何かを燃やしている……というレベルの黒煙ではない。最早街が燃えていると言っても過言ではない。外に居る魔物から守るために設けられた壁の向こうから、燃え上がる炎の上部分が見え隠れしていた。炎の勢いはそれなりに強くなっていると分かる。
「何だ何だァ?次から次へとよォ……忙しい日だな今日は」
「先の……視線の奴の……仕業か?」
「さてな。あの視線の奴の事も気にはなるが、先に街の方へ戻るとしよう。少し気になる気配もするからな。跳ぶから使い魔サイズに戻れ。準備が整ったら跳ぶぞ」
「オーケイ」
「私は……もう……大丈夫だ」
「私もいいぞ。頼んだ」
「うむ──────『
体のサイズを落として使い魔のサイズとなり、両肩と腕の中に戻った後、リュウデリアの瞬間移動によって燃えているダムニスの入口に跳んだ。
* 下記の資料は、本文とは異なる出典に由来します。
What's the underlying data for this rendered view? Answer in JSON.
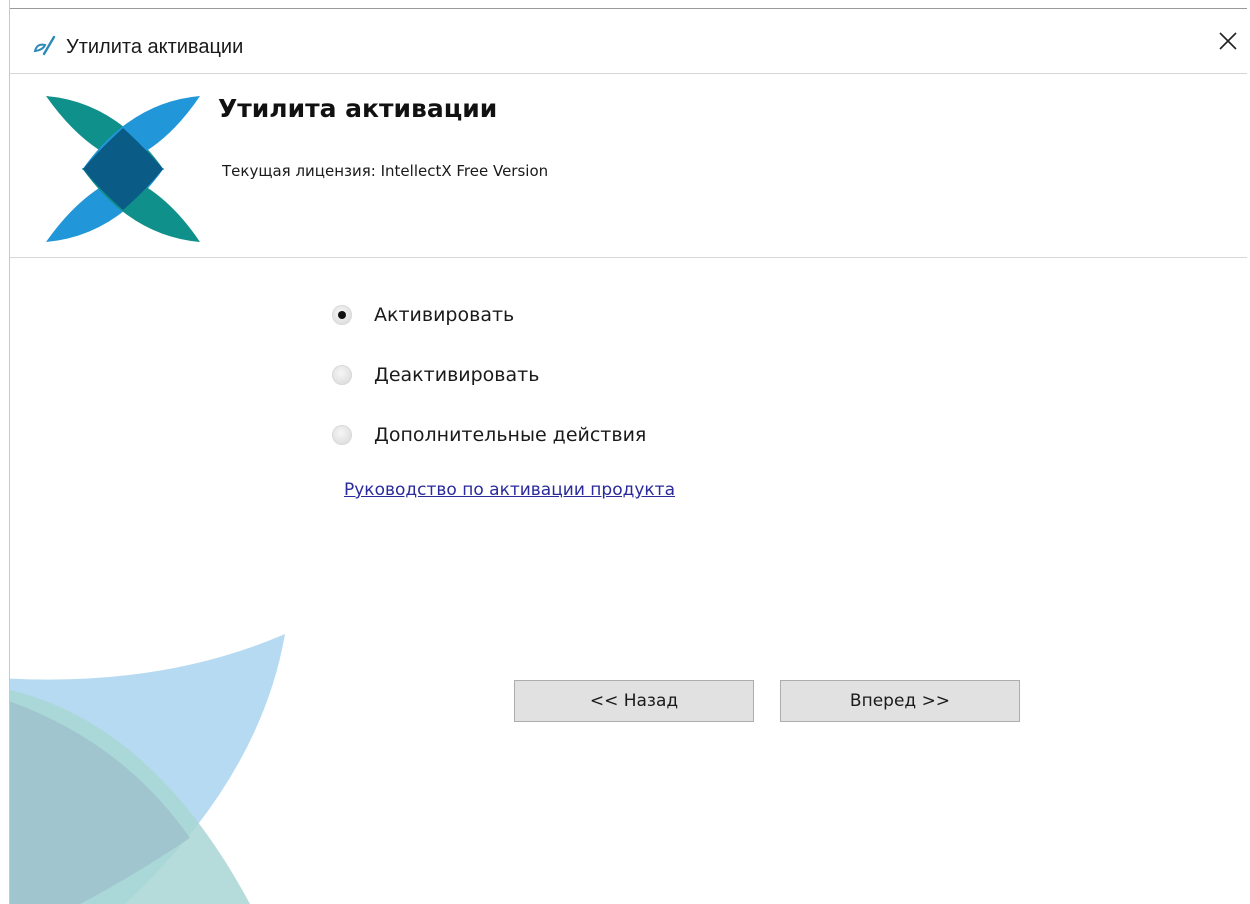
{
  "window": {
    "title": "Утилита активации",
    "close_glyph": "✕"
  },
  "header": {
    "title": "Утилита активации",
    "license_label": "Текущая лицензия:",
    "license_value": "IntellectX Free Version"
  },
  "options": [
    {
      "label": "Активировать",
      "checked": true
    },
    {
      "label": "Деактивировать",
      "checked": false
    },
    {
      "label": "Дополнительные действия",
      "checked": false
    }
  ],
  "guide_link": "Руководство по активации продукта",
  "buttons": {
    "back": "<< Назад",
    "next": "Вперед >>"
  },
  "colors": {
    "logo_teal": "#10908a",
    "logo_blue": "#2196d8",
    "logo_dark": "#0a5b86",
    "link": "#2a2a9c"
  },
  "icons": {
    "app": "app-logo-icon",
    "close": "close-icon"
  }
}
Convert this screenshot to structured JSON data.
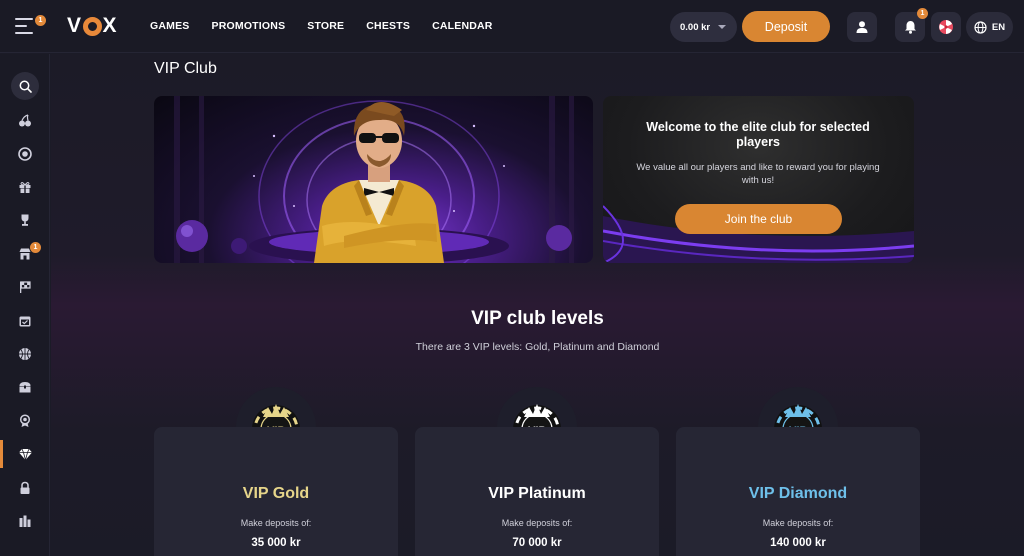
{
  "header": {
    "menu_badge": "1",
    "logo_text": {
      "left": "V",
      "right": "X"
    },
    "nav": [
      "GAMES",
      "PROMOTIONS",
      "STORE",
      "CHESTS",
      "CALENDAR"
    ],
    "balance": "0.00 kr",
    "deposit_label": "Deposit",
    "notifications_badge": "1",
    "language": "EN"
  },
  "sidebar": {
    "items": [
      "search",
      "fruit-slots",
      "live-casino",
      "gift",
      "trophy",
      "store",
      "tournaments",
      "calendar",
      "sports",
      "chests",
      "award",
      "vip",
      "lock",
      "stats"
    ],
    "store_badge": "1",
    "active": "vip"
  },
  "main": {
    "page_title": "VIP Club",
    "welcome": {
      "title": "Welcome to the elite club for selected players",
      "text": "We value all our players and like to reward you for playing with us!",
      "button": "Join the club"
    },
    "levels_title": "VIP club levels",
    "levels_subtitle": "There are 3 VIP levels: Gold, Platinum and Diamond",
    "levels": [
      {
        "name": "VIP Gold",
        "label": "Make deposits of:",
        "amount": "35 000 kr",
        "chip_text": "VIP",
        "color": "#e6d58a"
      },
      {
        "name": "VIP Platinum",
        "label": "Make deposits of:",
        "amount": "70 000 kr",
        "chip_text": "VIP",
        "color": "#ffffff"
      },
      {
        "name": "VIP Diamond",
        "label": "Make deposits of:",
        "amount": "140 000 kr",
        "chip_text": "VIP",
        "color": "#6ec0ea"
      }
    ]
  },
  "colors": {
    "accent": "#d98632",
    "background": "#1b1b27",
    "card": "#262634"
  }
}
中は完全に火の海……というわけではなく、まだ燃えていない家や店もあった。しかしこのままだと時間の問題だろう。
事の重大さによって冒険者ギルドからも残っている冒険者が出張り、虚空に魔法陣を展開して水を放出している。必死の火消しには成功しているが、それとは別に脅威が存在する。
肘から先、膝から先が黒くなって獣のような形になって鋭く大きくなり、体には黒い痣が広がり、瞳の瞳孔は黒くなっている男と女が宙に浮かび、怨嗟の叫びを上げていた。
──────────────────
街を襲っている者
肘から先、膝から下が黒紫色に変色して獣のような形になって鋭く大きくなっている。体には黒紫の痣が広がり、瞳の瞳孔は黒くなっている男と女。禍々しい気配を醸し出しており、街を破壊している。
龍ズ
今日は随分と退屈しない日だな……と、次から次へと舞い込んでくる出来事に肩を竦めている。街を襲っている如何にもな敵に、遊び道具がやって来たという認識をしている。
オリヴィア
友神達が懸命にリュウデリア達に覚えてもらおうと躍起になっているのが面白くて笑っていた。そんなことしなくても、友神と分かったのだから殺さないというのに……みたいな。
龍ズみたいに、今日は退屈しないなぁ……と思っている。